Credit Suisse and the BAKBasel Economics institute both issued new predictions on Tuesday that were less optimistic than earlier forecasts following a slowdown in the second quarter this year.
The country’s second largest bank said it now expects the country’s Gross Domestic Product (GDP) to expand by 1.4 percent this year, well short of its earlier forecast of two percent.
The economy is expected to grow 1.6 percent next year, down from a previously expected 1.8 percent, Credit Suisse said.
The bank said a “super cycle”, consisting of low interest rates, a real estate price boom and high immigration rates, is coming to an end and the economy will slow down as a result.
The growth in the price of residential property has already weakened and Credit Suisse said its economists “assume the market will continue to cool in the coming year”.
Immigration, meanwhile, which has boosted the Swiss economy for the past several years, “has most likely passed its peak”, the bank said.
Consumer growth this year is predicted to be half the level seen in 2013, Credit Suisse said.
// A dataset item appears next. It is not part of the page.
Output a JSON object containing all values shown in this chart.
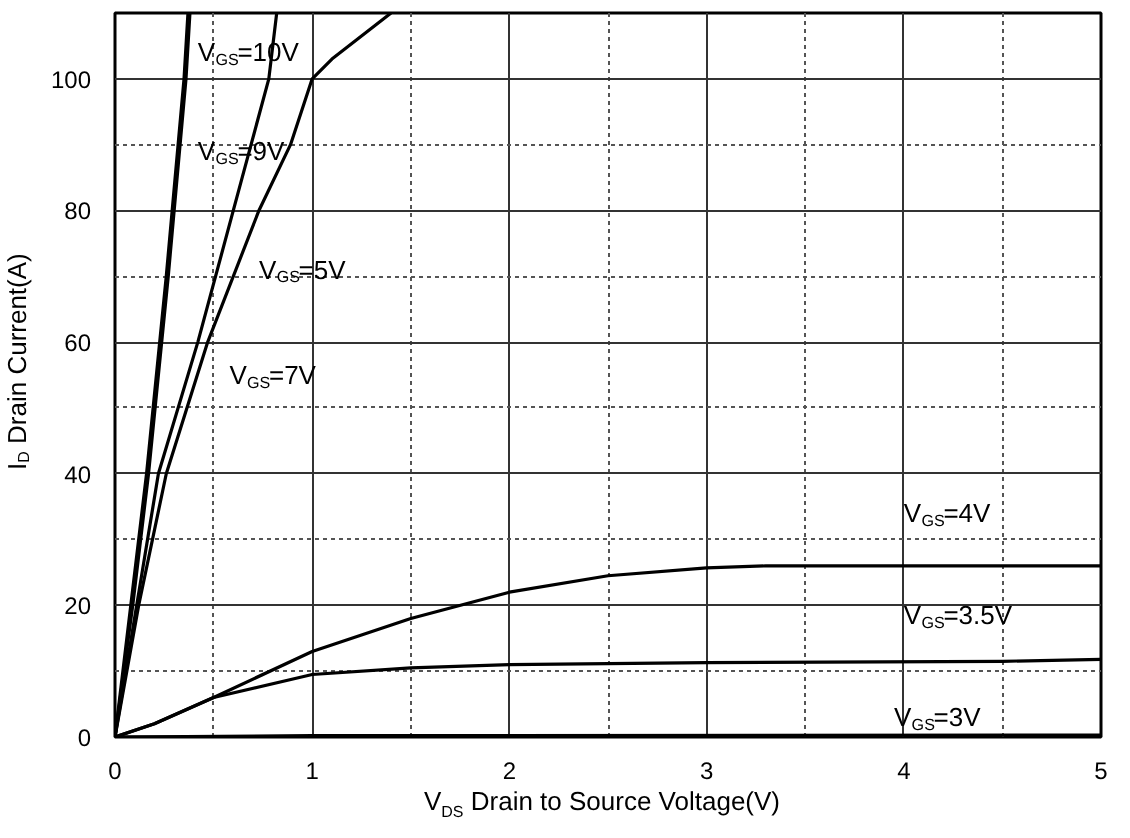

BAKBasel, which also predicted Swiss GDP growth this year of 1.4 percent , said uncertainty was hindering economic recovery.
Slow growth in the European Union, Switzerland’s largest trading partner, is one of the factors clouding prospects.
On September 4th, the European Central Bank lowered interest rates to an all-time low of 0.05 percent in a bid to stimulate activity.
BAKBasel reduced its forecast for 2015 to 1.9 percent growth from an earlier prediction of 2.3 percent.
The institute, noted however that weaker than anticipated growth figures for the first half of 2014 were influenced by special factors and there are good reasons to still believe in stronger results from exports and investment.
Government figures released last week showed the Swiss economy ground to a halt in the second quarter of 2014, stalling at the same level as the first quarter, although still 0.6 percent ahead of the same period a year earlier.